Strides receive DCGI approval under EUA to commercialize Molnupiravir, an oral medication for COVID‐19

Strides Pharma Science Limited today announced that it has received Emergency Use Authorization from the Drugs Controller General of India (DCGI) to launch Molnupiravir 200mg in India.

Molnupiravir is an orally administered form of a potent ribonucleoside analog that inhibits the replication of SARS‐CoV‐2 and clinical studies have shown this drug to be active against the most common COVID‐19 variants.

Under the brand name Stripiravir, Strides has developed Molnupiravir and is commercializing the product with a group integrated supply chain for Active Pharmaceutical Ingredients and solid oral dosage from its large‐scale WHO Pre‐Qualified (PQ) manufacturing capacities.

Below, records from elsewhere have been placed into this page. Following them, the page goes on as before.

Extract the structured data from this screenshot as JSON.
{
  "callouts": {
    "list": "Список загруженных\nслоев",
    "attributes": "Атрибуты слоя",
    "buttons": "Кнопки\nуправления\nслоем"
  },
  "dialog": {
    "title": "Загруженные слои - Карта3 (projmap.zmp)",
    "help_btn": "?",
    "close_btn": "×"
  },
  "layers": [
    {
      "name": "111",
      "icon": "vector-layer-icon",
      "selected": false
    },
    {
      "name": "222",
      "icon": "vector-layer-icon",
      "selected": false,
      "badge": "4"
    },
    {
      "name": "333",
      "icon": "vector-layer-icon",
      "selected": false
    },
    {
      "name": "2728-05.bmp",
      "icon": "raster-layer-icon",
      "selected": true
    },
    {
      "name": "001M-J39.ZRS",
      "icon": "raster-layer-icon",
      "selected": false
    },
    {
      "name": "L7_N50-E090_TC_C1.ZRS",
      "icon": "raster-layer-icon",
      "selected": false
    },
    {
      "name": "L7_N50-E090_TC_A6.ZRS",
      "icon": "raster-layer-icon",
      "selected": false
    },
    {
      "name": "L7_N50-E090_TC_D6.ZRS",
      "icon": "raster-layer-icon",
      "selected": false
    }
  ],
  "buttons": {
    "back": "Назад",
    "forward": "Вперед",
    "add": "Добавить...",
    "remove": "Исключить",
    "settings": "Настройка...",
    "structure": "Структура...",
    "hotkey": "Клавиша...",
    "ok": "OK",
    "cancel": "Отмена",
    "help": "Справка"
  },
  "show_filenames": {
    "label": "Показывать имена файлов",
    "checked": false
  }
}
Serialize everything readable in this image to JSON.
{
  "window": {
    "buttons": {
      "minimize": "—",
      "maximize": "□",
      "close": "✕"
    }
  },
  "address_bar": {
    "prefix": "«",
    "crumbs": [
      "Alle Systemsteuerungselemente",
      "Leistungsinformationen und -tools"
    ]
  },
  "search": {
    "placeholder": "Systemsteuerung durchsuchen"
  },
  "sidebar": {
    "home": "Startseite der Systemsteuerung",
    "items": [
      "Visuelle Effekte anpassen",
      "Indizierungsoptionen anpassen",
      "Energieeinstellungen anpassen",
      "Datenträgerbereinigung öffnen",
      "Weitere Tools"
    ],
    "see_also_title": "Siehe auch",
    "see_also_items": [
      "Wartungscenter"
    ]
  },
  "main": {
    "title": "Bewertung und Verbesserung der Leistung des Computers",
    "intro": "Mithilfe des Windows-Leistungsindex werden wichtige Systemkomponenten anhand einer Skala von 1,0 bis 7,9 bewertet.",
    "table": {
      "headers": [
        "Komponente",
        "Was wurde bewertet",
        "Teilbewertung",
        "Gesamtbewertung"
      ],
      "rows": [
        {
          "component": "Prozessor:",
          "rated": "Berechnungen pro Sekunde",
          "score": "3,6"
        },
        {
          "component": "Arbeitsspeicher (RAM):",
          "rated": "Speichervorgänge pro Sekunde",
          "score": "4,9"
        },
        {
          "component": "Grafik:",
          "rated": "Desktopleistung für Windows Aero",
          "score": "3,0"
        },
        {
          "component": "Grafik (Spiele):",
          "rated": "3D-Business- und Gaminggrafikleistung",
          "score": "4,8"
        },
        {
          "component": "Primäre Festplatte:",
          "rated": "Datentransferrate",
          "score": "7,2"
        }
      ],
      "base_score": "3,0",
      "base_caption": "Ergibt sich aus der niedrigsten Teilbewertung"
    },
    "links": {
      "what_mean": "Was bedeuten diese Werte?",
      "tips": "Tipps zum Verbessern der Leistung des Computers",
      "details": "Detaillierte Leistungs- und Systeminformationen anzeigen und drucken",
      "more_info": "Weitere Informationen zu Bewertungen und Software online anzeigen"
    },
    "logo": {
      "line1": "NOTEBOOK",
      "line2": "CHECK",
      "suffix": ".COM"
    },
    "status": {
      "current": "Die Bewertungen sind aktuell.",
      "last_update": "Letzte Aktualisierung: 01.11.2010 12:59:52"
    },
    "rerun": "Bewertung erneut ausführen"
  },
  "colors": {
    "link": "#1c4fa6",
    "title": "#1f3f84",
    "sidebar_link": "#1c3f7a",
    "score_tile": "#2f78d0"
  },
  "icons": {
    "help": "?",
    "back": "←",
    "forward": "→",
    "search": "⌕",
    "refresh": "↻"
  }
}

Dr. R Ananthanarayanan, Managing Director & Chief Executive Officer, Strides Pharma Science Limited said "We are delighted to receive the DCGI approval for launching Molnupiravir, which has shown promising results in several clinical studies. The product provides therapeutic benefits to patients with mild to moderate Covid symptoms and can be administered at home. With the emergence of the new variants, we believe Molnupiravir will benefit the broad population which could be at risk due to COVID‐19. We remain committed in our fight against this global pandemic."

Molnupiravir has been granted approval by the UK's Medicines and Healthcare products Regulatory Agency (MHRA) as a safe and effective medication for patients with mild to moderate cases of COVID‐19. The product also recently received the USFDA's Emergency Use Authorization. The drug was invented by Emory University (Atlanta, USA) and was developed by Merck & Co., Inc. in collaboration with Ridgeback Biotherapeutics.